The cat-sound and bird-sound stations were provided with little mirrors. After a general explanation how the sounds are produced in the mouth the mirrors were used so the participants could check the shape of their lips and the position of their tongue. To produce the [ae] sound, for example, you have to drop your jaw all the way. This may feel awkward to learners whose first language does not contain this sound or movement, which may lead to embarrassment and therefore avoidance of the wide open mouth – and thus, to wrong pronunciation.
The bird-sound is the opposite! You have to spread your lips so it almost looks like you are smiling.
The [l]/[r]-distinction is often difficult for Lao native speakers as the [r]-sound exists in writing but it is no longer used in everyday language. That is why we first practised how the two different sounds (both sibilants, or “gliders”) are produced in the mouth and then practised their distinction with minimal pairs (words which only differ in one sound, here: [l]/[r], as in “lice” or “rice”) and limericks like “There was an old man from the Rhine”.

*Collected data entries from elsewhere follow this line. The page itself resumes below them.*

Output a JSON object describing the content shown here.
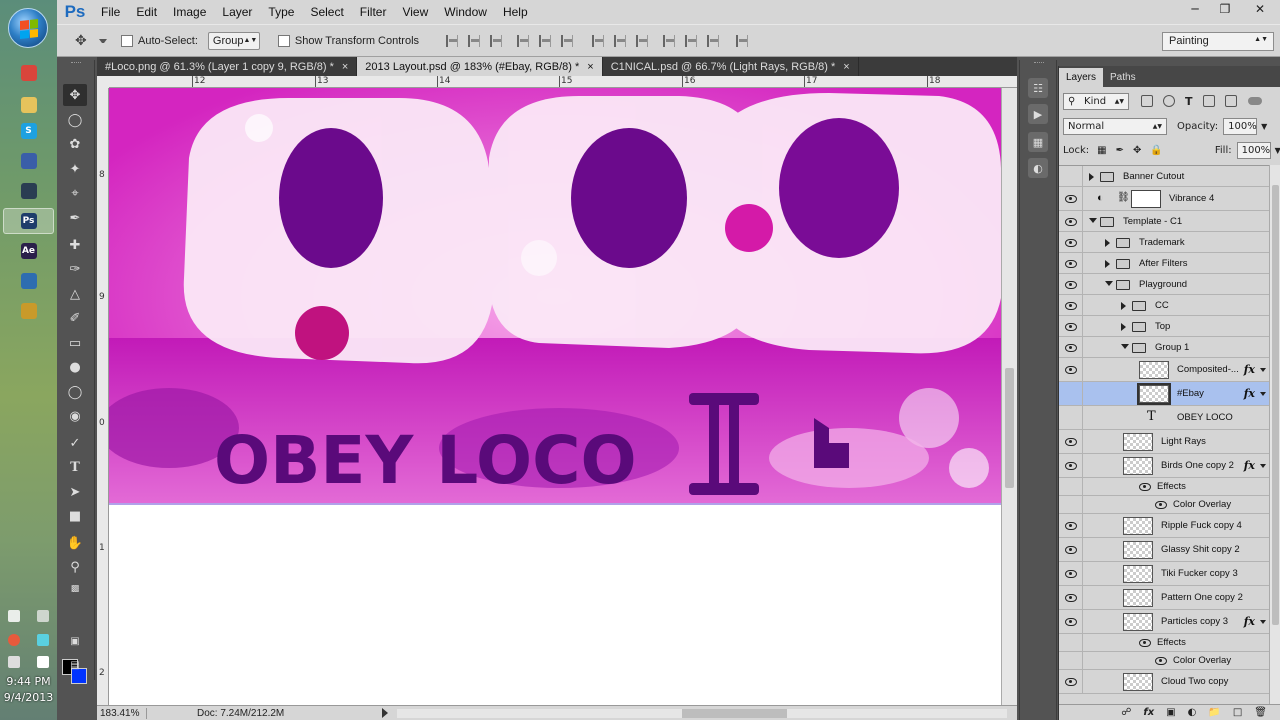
{
  "taskbar": {
    "clock_time": "9:44 PM",
    "clock_date": "9/4/2013",
    "apps": [
      {
        "name": "chrome-icon",
        "label": "",
        "color": "#d9453b"
      },
      {
        "name": "folder-icon",
        "label": "",
        "color": "#e6c35c"
      },
      {
        "name": "skype-icon",
        "label": "S",
        "color": "#1da1e0"
      },
      {
        "name": "media-icon",
        "label": "",
        "color": "#3a5ea8"
      },
      {
        "name": "steam-icon",
        "label": "",
        "color": "#2a3d52"
      },
      {
        "name": "photoshop-icon",
        "label": "Ps",
        "color": "#1e3d6b"
      },
      {
        "name": "after-effects-icon",
        "label": "Ae",
        "color": "#2a1f4a"
      },
      {
        "name": "globe-icon",
        "label": "",
        "color": "#2d6db0"
      },
      {
        "name": "mail-icon",
        "label": "",
        "color": "#c99a2a"
      }
    ]
  },
  "menubar": {
    "logo": "Ps",
    "items": [
      "File",
      "Edit",
      "Image",
      "Layer",
      "Type",
      "Select",
      "Filter",
      "View",
      "Window",
      "Help"
    ]
  },
  "options": {
    "auto_select_label": "Auto-Select:",
    "auto_select_value": "Group",
    "transform_label": "Show Transform Controls",
    "workspace": "Painting"
  },
  "tabs": [
    {
      "label": "#Loco.png @ 61.3% (Layer 1 copy 9, RGB/8) *",
      "active": false
    },
    {
      "label": "2013 Layout.psd @ 183% (#Ebay, RGB/8) *",
      "active": true
    },
    {
      "label": "C1NICAL.psd @ 66.7% (Light Rays, RGB/8) *",
      "active": false
    }
  ],
  "rulers": {
    "top": [
      "12",
      "13",
      "14",
      "15",
      "16",
      "17",
      "18"
    ],
    "left": [
      "8",
      "9",
      "0",
      "1",
      "2"
    ]
  },
  "canvas": {
    "art_text": "OBEY LOCO",
    "colors": {
      "magenta": "#c21ab8",
      "purple": "#5a0a7a",
      "pink": "#f07bd8",
      "white": "#ffffff"
    }
  },
  "status": {
    "zoom": "183.41%",
    "doc": "Doc: 7.24M/212.2M"
  },
  "layers_panel": {
    "tabs": [
      "Layers",
      "Paths"
    ],
    "filter_kind": "Kind",
    "blend_mode": "Normal",
    "opacity_label": "Opacity:",
    "opacity_value": "100%",
    "lock_label": "Lock:",
    "fill_label": "Fill:",
    "fill_value": "100%",
    "layers": [
      {
        "name": "Banner Cutout",
        "type": "group",
        "indent": 0,
        "visible": false,
        "open": false,
        "fx": false
      },
      {
        "name": "Vibrance 4",
        "type": "adjustment",
        "indent": 0,
        "visible": true,
        "fx": false
      },
      {
        "name": "Template - C1",
        "type": "group",
        "indent": 0,
        "visible": true,
        "open": true,
        "fx": false
      },
      {
        "name": "Trademark",
        "type": "group",
        "indent": 1,
        "visible": true,
        "open": false,
        "fx": false
      },
      {
        "name": "After Filters",
        "type": "group",
        "indent": 1,
        "visible": true,
        "open": false,
        "fx": false
      },
      {
        "name": "Playground",
        "type": "group",
        "indent": 1,
        "visible": true,
        "open": true,
        "fx": false
      },
      {
        "name": "CC",
        "type": "group",
        "indent": 2,
        "visible": true,
        "open": false,
        "fx": false
      },
      {
        "name": "Top",
        "type": "group",
        "indent": 2,
        "visible": true,
        "open": false,
        "fx": false
      },
      {
        "name": "Group 1",
        "type": "group",
        "indent": 2,
        "visible": true,
        "open": true,
        "fx": false
      },
      {
        "name": "Composited-...",
        "type": "pixel",
        "indent": 3,
        "visible": true,
        "fx": true
      },
      {
        "name": "#Ebay",
        "type": "pixel",
        "indent": 3,
        "visible": false,
        "fx": true,
        "selected": true
      },
      {
        "name": "OBEY LOCO",
        "type": "text",
        "indent": 3,
        "visible": false,
        "fx": false
      },
      {
        "name": "Light Rays",
        "type": "pixel",
        "indent": 2,
        "visible": true,
        "fx": false
      },
      {
        "name": "Birds One copy 2",
        "type": "pixel",
        "indent": 2,
        "visible": true,
        "fx": true
      },
      {
        "name": "Effects",
        "type": "effects",
        "indent": 2,
        "visible": true,
        "fx": false
      },
      {
        "name": "Color Overlay",
        "type": "effect",
        "indent": 2,
        "visible": true,
        "fx": false
      },
      {
        "name": "Ripple Fuck copy 4",
        "type": "pixel",
        "indent": 2,
        "visible": true,
        "fx": false
      },
      {
        "name": "Glassy Shit copy 2",
        "type": "pixel",
        "indent": 2,
        "visible": true,
        "fx": false
      },
      {
        "name": "Tiki Fucker copy 3",
        "type": "pixel",
        "indent": 2,
        "visible": true,
        "fx": false
      },
      {
        "name": "Pattern One copy 2",
        "type": "pixel",
        "indent": 2,
        "visible": true,
        "fx": false
      },
      {
        "name": "Particles copy 3",
        "type": "pixel",
        "indent": 2,
        "visible": true,
        "fx": true
      },
      {
        "name": "Effects",
        "type": "effects",
        "indent": 2,
        "visible": true,
        "fx": false
      },
      {
        "name": "Color Overlay",
        "type": "effect",
        "indent": 2,
        "visible": true,
        "fx": false
      },
      {
        "name": "Cloud Two copy",
        "type": "pixel",
        "indent": 2,
        "visible": true,
        "fx": false
      }
    ]
  }
}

At the fourth work station we introduced intonation, which our learners had not dealt with consciously in the English language before. Here we explained that there is a different kind of melody in every language. The way our voice goes up and down in English on sentence level is very different to the 5-6 Lao tones of individual syllables.

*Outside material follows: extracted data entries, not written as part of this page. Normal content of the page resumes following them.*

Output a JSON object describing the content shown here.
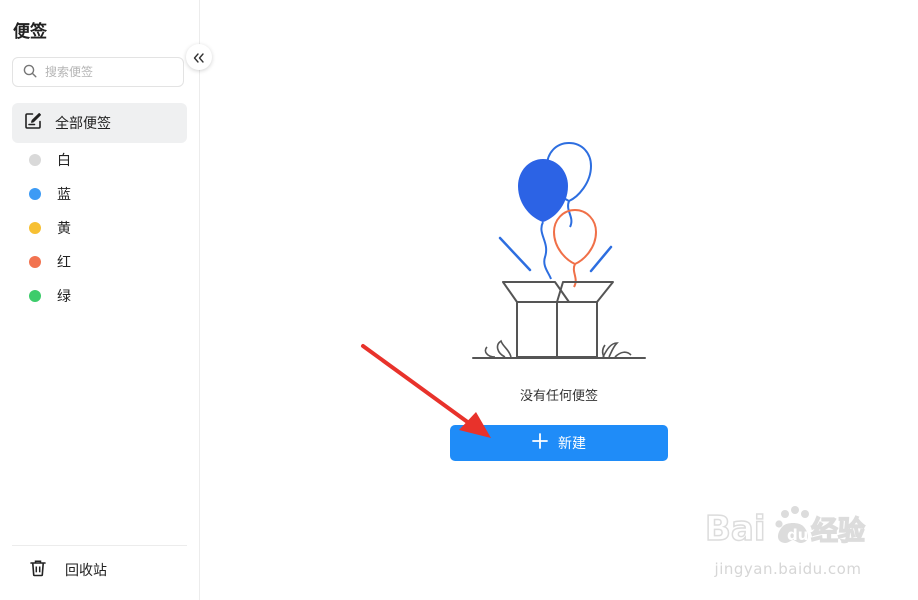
{
  "sidebar": {
    "title": "便签",
    "search": {
      "placeholder": "搜索便签",
      "value": ""
    },
    "all_notes_label": "全部便签",
    "colors": [
      {
        "label": "白",
        "color": "#d9d9d9"
      },
      {
        "label": "蓝",
        "color": "#3d9bf5"
      },
      {
        "label": "黄",
        "color": "#f7c033"
      },
      {
        "label": "红",
        "color": "#f27350"
      },
      {
        "label": "绿",
        "color": "#3dcc6b"
      }
    ],
    "trash_label": "回收站"
  },
  "main": {
    "empty_text": "没有任何便签",
    "new_button_label": "新建",
    "accent_color": "#1f8cf8"
  },
  "watermark": {
    "logo_text": "Baidu经验",
    "url": "jingyan.baidu.com"
  }
}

Moreover, it was very important for us to mention that it is not the word by itself but also the way we intonate our language or how we stress certain parts of words which conveys the message. We therefore taught them that Yes/No-questions usually have a rising intonation whereas wh-questions go with a falling intonation.
This workshop was great fun for the participants and also for us. We hope that it was helpful for the teachers and that they will be able to continue improving their pronunciation in the future with the little stepping stones that we gave them.
Teachers are role models for their students or pupils – this is a universal tenet that does not only apply to Laos. As teachers of English it is important that we pass on the correct pronunciation to our pupils or students as they will pick up our way of speaking – including our mistakes.